Archive for the ‘regulation’ tag

Soda Taxes #

April 10th, 2009 | In Worth Knowing 

Ceaselessly patrolling the boarders of our corporeal liberties, William Saletan notes the looming attack on “sugared beverages.”

New York City’s health commissioner, Thomas Frieden, is leading the way. He’s the guy who purged trans fats from the city’s restaurants and made them post calorie counts for menu items. Lately he’s been pressuring food companies to remove salt from their products.

Now he’s going after soda.

That paragraph put into my head this line: “First they came for the transfats, I said nothing…” Apologies to Niemöller fans.

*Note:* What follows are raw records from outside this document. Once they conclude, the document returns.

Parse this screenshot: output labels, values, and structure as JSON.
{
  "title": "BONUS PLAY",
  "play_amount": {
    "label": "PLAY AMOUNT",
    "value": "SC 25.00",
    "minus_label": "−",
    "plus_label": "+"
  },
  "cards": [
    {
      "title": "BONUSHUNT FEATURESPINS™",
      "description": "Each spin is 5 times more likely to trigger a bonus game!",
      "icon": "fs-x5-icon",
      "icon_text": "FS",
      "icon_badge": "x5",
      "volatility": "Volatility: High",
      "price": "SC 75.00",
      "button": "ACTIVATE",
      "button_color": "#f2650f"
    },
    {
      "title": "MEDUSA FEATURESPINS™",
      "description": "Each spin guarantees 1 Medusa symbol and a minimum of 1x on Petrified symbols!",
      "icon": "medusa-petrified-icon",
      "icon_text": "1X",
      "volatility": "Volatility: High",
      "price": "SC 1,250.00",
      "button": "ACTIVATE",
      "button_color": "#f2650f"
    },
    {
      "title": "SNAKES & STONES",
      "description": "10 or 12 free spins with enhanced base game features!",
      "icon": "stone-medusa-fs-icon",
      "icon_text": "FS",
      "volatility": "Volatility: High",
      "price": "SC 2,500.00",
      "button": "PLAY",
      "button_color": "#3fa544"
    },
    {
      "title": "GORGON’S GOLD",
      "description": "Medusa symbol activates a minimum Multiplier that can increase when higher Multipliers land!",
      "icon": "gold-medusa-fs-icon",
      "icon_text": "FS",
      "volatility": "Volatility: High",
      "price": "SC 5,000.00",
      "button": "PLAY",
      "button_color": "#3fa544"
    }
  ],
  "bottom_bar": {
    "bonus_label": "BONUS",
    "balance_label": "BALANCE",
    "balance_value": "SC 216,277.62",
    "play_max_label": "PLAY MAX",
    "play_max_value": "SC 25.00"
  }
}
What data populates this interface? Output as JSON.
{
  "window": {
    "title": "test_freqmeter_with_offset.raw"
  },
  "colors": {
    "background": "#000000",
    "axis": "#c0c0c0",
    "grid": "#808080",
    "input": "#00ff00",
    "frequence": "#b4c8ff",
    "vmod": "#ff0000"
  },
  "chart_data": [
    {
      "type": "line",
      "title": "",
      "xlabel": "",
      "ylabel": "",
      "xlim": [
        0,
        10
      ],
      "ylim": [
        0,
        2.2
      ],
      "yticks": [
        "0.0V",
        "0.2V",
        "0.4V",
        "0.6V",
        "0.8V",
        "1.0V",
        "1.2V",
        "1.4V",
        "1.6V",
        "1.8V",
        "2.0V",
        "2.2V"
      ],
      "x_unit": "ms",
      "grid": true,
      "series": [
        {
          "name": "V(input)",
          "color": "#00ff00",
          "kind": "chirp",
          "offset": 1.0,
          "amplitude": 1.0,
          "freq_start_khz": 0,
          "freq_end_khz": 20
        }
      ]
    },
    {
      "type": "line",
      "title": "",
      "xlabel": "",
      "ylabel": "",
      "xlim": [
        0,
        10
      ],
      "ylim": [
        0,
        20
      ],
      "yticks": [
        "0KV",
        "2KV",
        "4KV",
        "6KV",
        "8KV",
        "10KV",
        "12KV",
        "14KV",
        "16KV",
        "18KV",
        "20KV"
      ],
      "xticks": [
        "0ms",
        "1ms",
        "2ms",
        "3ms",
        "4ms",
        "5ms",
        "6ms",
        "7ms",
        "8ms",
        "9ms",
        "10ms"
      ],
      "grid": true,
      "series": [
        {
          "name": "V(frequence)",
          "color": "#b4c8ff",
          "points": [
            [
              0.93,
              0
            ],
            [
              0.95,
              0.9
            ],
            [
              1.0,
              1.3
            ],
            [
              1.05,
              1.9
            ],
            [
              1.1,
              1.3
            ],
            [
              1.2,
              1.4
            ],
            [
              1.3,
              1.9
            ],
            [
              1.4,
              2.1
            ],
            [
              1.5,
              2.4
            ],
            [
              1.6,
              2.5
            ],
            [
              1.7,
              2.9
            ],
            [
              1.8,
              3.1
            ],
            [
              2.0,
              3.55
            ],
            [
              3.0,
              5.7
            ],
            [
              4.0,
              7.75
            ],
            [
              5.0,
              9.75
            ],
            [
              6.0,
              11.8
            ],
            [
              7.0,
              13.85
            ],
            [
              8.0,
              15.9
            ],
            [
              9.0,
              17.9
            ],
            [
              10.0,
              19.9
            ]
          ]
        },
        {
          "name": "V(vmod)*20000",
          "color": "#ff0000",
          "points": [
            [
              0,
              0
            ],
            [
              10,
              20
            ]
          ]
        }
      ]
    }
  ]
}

Hedge Funds Safer than Investment Banks? #

September 15th, 2008 | In Worth Considering 

Tyler Cowen points to an interesting argument: while everyone spent last year wringing their hands over the risks posed by unregulated hedge fund, it’s actually been big investment banks that are flailing and failing in the current market. A possibly takeaway:

Hedge funds might not have had all that many rules governing their behavior but their incentive pay structure seems to have regulated their risk far better.

Apartheid #

August 1st, 2008 | In Worth Reading 

Before making the liberal’s argument against it — “restricting options in low-income neighborhoods is a disturbingly paternalistic way of solving the problem” — William Saletan puts Los Angeles’s fast-food-restaurant ban in perspective:

What we’re looking at, essentially, is the beginning of food zoning. Liquor and cigarette sales are already zoned. You can’t sell booze here; you can’t sell smokes there. Each city makes its own rules, block by block. Proponents of the L.A. ordinance see it as the logical next step. Fast food is bad for you, just as drinking or smoking is, they argue. Community Coalition, a local activist group, promotes the moratorium as a sequel to its crackdown on alcohol merchants, scummy motels, and other “nuisance businesses.” An L.A. councilman says the ordinance makes sense because it’s “not too different to how we regulate liquor stores.”

Good Old Op-Eds #

May 28th, 2008 | In Worth Considering 

Two NYT Op-Eds from last Friday cry out for the good old days (and illustrate how broken my “readflow” is). They both make worthy points.

  • Adam Kohen wants to know why states have been stripped of the ability to regulate many things they used to. Through the supremacy clause, the Bush administration stopped them from acting on, for example, sub-prime lenders before the crash.
  • Meanwhile, Elizabeth Royte thinks that if big cities had more water fountains — as they did in the old days — there would be less demand for bottled water.